第2話 飛んでた? 幼少転落時代

 シゲルくん、小学校低学年あたりの記憶から「落ちた~」を呼び戻してみました。


エピソード①

 先ずは自宅の庭先にビワの木があったころ、毎年袋がけの手伝いをして熟してから美味しく食べていたのです。昭和30年代後半、田舎の子供にとってのオヤツ、いやオヤツという感覚ではなく捕食でありました。ごま柿やビワ、みかんなどの果物は本当に貴重であり、裏山のヤマモモの実や野イチゴなんかも、季節のおりおりに仲間同士で助け合いながら採って食べていたのです。

 そのビワの木の下で、大きな石に腰かけて遊んでいる時にバランスをくずして、2mほど下に落ちシゲルくんは瞬間に気を失ってしまったようですが、大きなケガもせずに友達に助けられ、目覚めたら布団に寝かされておりましたとさ。


エピソード②

 そのころ、白黒だけどテレビジョンなるものが、金持ちの家から普及し始めて、金曜の夜8時には上級生に連れられて、みんなで力道山やデストロイヤーのプロレスを見せてもらいに500mほど離れてる隣村まで行っていたのです。それから徐々に普通の家庭にも14型くらいの4本足のテレビが普及し、見ないときには何故なのか画面に専用のたれ幕を下ろしていたのを覚えています。

 その時代のヒーローは、月光仮面や隠密剣士、鞍馬天狗などのチャンバラごっこでした。買い物の際は、レジ袋などはもちろん無くて何にでも万能の風呂敷で用は足せていたのですが、子供らはそれを首に巻いてマントみたいにして遊んでいたのです。

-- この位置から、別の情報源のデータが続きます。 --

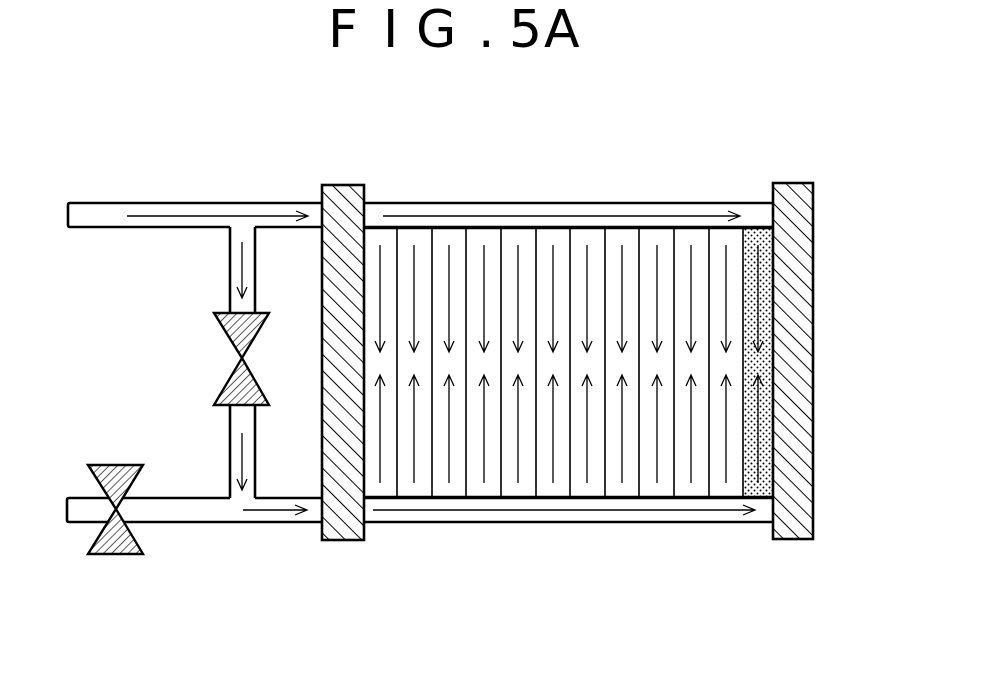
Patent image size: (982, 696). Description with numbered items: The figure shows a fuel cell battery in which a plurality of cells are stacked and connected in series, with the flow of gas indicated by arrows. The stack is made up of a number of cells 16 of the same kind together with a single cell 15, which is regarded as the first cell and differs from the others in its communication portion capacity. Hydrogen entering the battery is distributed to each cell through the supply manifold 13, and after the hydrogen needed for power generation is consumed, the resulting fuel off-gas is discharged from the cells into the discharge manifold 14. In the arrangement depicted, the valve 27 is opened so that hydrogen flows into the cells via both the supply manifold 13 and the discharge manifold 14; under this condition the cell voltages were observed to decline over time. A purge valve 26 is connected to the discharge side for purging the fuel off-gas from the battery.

The supply manifold 13 is at (560, 202).
The discharge manifold 14 is at (585, 522).
The cell 15 is at (748, 237).
The cell 16 is at (645, 247).
The purge valve 26 is at (115, 465).
The valve 27 is at (227, 342).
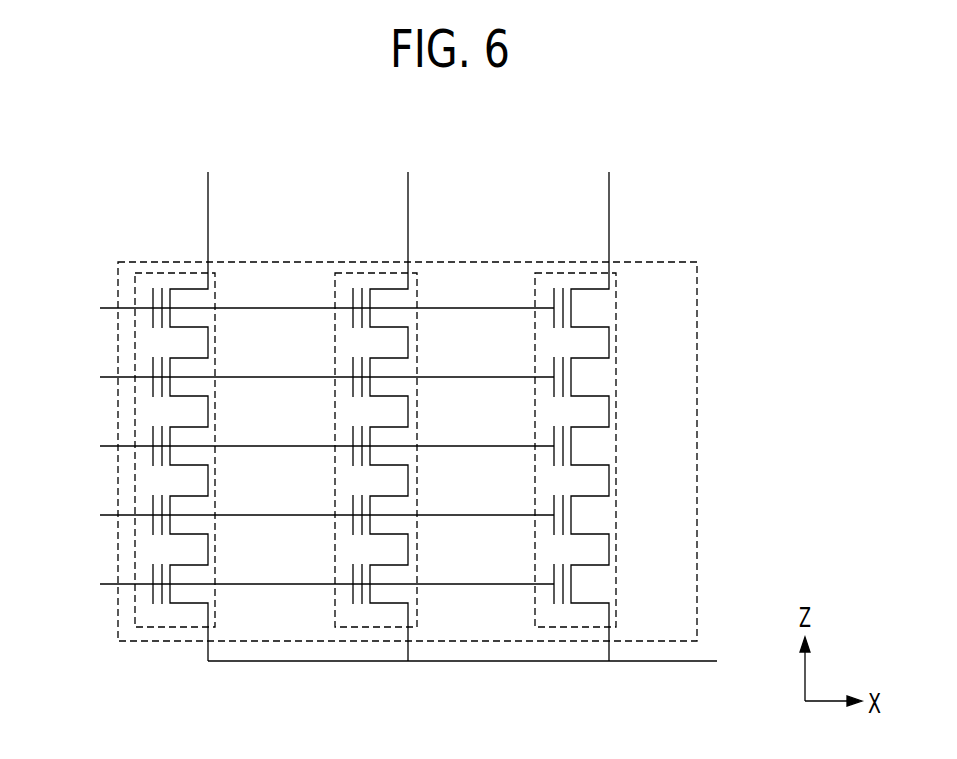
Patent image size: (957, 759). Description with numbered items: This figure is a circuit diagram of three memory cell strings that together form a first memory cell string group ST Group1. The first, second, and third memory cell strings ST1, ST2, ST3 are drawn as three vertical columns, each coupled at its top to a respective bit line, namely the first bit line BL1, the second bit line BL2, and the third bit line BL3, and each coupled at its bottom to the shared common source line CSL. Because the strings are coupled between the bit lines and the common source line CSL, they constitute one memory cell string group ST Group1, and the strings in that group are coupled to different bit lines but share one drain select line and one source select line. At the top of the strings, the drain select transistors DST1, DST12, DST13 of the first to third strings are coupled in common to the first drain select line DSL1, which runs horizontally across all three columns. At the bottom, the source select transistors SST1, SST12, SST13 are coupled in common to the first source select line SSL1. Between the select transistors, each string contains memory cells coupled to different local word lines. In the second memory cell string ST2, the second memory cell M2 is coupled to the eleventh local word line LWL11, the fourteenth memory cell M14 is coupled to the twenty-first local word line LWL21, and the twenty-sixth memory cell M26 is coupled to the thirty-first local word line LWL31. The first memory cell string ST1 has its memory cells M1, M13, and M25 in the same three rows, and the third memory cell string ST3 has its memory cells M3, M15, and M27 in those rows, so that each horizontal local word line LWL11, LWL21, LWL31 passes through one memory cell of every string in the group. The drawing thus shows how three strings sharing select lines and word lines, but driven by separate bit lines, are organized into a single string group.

 シゲルくん、近所の仲間と月光仮面の真似事遊びしていて、このときもやはりグラグラする石に乗ってしまい岩だらけの水路に転落して頭に出血するけが負ったのですが、大工現場から呼び戻された父親が運転するバイクにまたがり病院行きとなり、4針も縫合する羽目になったのでした。この傷は爺さんの今でも禿げとなって残り、つむじの横に鎮座しているとの事です。


エピソード③

 昔の遊びと言えば、ゲームやテーマパークなどは皆無で街中まちなかや公園にも出かけることは全くなく、裏山に隠れ家を造ったり川遊びであったのです。

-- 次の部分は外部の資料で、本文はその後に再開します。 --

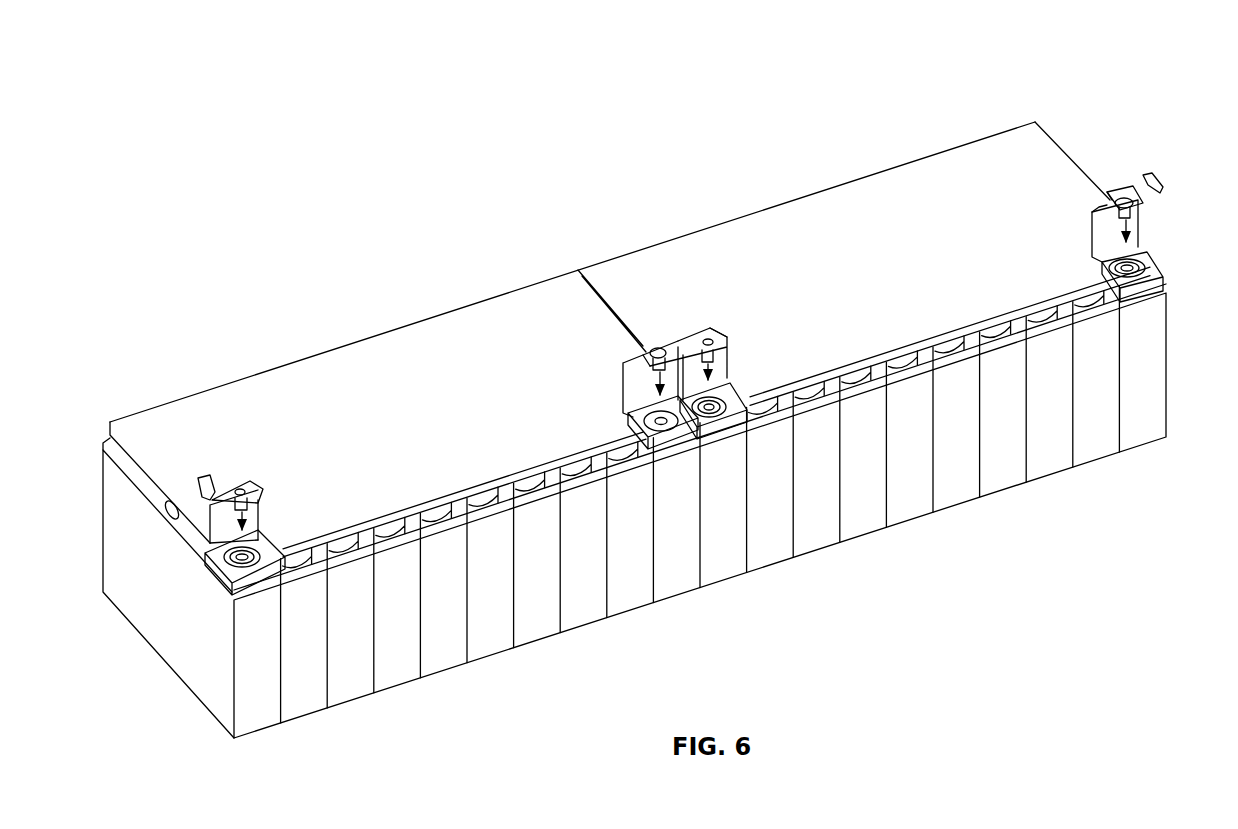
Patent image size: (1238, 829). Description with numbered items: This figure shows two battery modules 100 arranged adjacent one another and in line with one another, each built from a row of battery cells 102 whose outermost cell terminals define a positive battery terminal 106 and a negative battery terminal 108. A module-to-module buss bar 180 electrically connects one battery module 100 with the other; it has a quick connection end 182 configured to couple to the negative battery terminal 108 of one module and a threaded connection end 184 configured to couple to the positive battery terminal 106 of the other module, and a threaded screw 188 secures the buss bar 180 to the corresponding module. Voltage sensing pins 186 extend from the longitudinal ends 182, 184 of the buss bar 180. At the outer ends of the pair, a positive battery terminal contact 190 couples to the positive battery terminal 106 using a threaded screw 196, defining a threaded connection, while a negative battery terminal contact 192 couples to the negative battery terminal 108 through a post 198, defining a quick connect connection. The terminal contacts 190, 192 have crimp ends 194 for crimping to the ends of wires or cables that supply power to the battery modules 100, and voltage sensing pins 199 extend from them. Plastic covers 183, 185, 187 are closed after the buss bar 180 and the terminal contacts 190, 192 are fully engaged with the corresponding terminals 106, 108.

The battery module 100 is at (330, 312).
The battery cell 102 is at (580, 607).
The positive battery terminal 106 is at (1150, 268).
The negative battery terminal 108 is at (233, 545).
The module-to-module buss bar 180 is at (688, 345).
The quick connection end 182 is at (715, 322).
The plastic cover 183 is at (1098, 240).
The threaded connection end 184 is at (628, 355).
The plastic cover 185 is at (640, 390).
The voltage sensing pin 186 is at (728, 335).
The plastic cover 187 is at (220, 523).
The threaded screw 188 is at (655, 350).
The positive battery terminal contact 190 is at (1128, 173).
The negative battery terminal contact 192 is at (232, 482).
The crimp end 194 is at (205, 497).
The threaded screw 196 is at (1116, 198).
The post 198 is at (262, 508).
The voltage sensing pin 199 is at (258, 484).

 ごくまれではあったのですが甘いハチミツをとって舐める目的で、山の斜面などに巣づくりしていたスズメバチの巣を取りに行ったとき、3~4人がハチに刺され、ただ一人落ちる羽目になったことが有ったのですが、この時は幸いに落ちた場所が柔らかい畑だったのでケガはしなかったですね。


 たぶんに「アッ、落ちる~」と気づいた時点で気を失ってるので、小さい体が軟体動物みたいになって衝撃を和らげてたのだと感じます。